The Prompt Is the New Commit — And You’re Already Being Monitored
The Prompt Is the New Commit -- And You're Already Being Monitored

There's a quiet infrastructure buildout happening in software engineering right now, and most developers have no idea it's pointed at them.
A new class of tools -- GuageAI, Codemetrics, Plandek, Waydev, Exceeds AI -- can now tell your engineering manager exactly how much of your code was written by AI, whether it shipped or got reverted, how your AI adoption compares to your peers, and what it's costing the company per pull request. Microsoft's Purview audit logs capture Copilot interactions automatically, on by default, retained for 180 days. OpenAI disclosed it monitors the full reasoning chains of its internal coding agents within 30 minutes of each session.
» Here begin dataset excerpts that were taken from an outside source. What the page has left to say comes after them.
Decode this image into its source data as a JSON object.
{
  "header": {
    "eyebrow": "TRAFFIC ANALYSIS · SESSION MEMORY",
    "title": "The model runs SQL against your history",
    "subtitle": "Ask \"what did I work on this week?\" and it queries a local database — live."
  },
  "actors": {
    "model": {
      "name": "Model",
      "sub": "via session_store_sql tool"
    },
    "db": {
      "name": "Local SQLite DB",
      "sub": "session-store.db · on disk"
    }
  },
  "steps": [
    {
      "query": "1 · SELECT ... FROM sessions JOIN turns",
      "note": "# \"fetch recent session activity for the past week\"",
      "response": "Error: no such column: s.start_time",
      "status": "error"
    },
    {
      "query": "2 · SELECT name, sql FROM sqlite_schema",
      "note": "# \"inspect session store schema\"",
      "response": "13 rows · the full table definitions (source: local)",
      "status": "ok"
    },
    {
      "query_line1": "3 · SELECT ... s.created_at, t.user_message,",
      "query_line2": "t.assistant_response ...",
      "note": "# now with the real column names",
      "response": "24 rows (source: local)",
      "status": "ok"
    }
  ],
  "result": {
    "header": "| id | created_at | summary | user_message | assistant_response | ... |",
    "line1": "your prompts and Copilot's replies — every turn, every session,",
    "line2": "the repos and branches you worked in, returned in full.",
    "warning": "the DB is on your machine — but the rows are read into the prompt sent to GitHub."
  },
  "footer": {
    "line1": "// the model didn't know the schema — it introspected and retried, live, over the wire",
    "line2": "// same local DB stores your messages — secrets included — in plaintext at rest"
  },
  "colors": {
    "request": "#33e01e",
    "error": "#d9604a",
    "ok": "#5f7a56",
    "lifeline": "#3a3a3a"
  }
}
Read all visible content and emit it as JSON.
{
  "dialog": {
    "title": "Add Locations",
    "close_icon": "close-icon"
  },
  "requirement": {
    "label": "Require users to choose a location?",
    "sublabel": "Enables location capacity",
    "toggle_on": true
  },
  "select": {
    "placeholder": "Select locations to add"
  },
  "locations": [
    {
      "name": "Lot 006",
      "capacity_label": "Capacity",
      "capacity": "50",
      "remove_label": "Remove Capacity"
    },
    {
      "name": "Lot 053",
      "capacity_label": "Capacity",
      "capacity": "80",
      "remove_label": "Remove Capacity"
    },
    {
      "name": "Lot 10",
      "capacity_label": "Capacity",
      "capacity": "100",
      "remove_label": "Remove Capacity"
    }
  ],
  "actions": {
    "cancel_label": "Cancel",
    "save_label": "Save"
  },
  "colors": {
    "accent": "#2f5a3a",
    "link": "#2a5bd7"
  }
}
The prompt is the new commit. And most engineers don't know they're already being graded on it.
41% of Code Is Now AI-Generated. That Changed Everything.
According to Exceeds AI's March 2026 analysis, AI now generates 41% of code globally. 84% of developers use AI coding tools. Nearly half of companies report that 50%+ of their codebase is AI-authored.
CircleCI's 2026 State of Software Delivery report -- drawn from more than 28 million workflows -- found that AI-assisted development drove a 59% increase in average engineering throughput. The Pragmatic Engineer's survey of 18 companies including Google, Microsoft, and Dropbox found 85% of engineers now use AI coding tools at work.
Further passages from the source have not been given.